Crawling, slithering, along the edge of a straight razor... and surviving."
Coronel Kurz, Apocalypse Now
Terminologias políticas são confusas. O nome de um partido depende
não só de seu programa, mas também da imagem pública que projeta e da verve de
seus adversários. De resto, a própria longevidade de certas denominações
oculta suas incoerências e suas descontinuidades. É o que acontece com termos
como socialdemocracia ou comunismo, autênticos conceitos-de-guerra: aquelas
palavras incômodas, lábeis, equívocas, sempre prontas a serem lançadas como
pecha ou alçadas como estandartes.
Isso já o sabiam Marx e Engels em 1847 quando diziam que o
comunismo era o espectro que rondava a Europa.

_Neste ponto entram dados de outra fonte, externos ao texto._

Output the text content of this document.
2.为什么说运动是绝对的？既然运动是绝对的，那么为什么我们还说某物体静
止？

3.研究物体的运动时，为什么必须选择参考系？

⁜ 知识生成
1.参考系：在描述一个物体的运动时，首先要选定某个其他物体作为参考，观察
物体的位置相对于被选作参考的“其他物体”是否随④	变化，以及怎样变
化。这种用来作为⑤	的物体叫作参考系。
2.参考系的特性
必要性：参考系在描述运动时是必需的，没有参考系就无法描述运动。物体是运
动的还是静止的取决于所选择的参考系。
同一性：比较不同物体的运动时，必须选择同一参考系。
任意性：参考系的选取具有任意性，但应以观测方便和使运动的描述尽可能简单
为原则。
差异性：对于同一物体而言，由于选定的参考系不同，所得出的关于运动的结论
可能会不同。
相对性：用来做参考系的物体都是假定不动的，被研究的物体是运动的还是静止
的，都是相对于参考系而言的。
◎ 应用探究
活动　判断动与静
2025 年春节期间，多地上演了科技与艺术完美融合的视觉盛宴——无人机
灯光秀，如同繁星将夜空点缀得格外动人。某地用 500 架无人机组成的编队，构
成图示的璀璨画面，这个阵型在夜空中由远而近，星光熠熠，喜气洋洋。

A intenção desmistificatória
do Manifesto não foi bem sucedida. O comunismo continuou a ter
cheiro de enxofre. Como conceito-de-guerra, o comunismo ficou
indelevelmente associado à conspiração e ao golpismo de esquerda. Uma fusão de
blanquismo (um antigo conceito-de-guerra hoje esquecido) com os fabulosos
complôs jesuíticos ou judaicos que ganharam corpo em apócrifos como Protocolos dos Sábios do Sião.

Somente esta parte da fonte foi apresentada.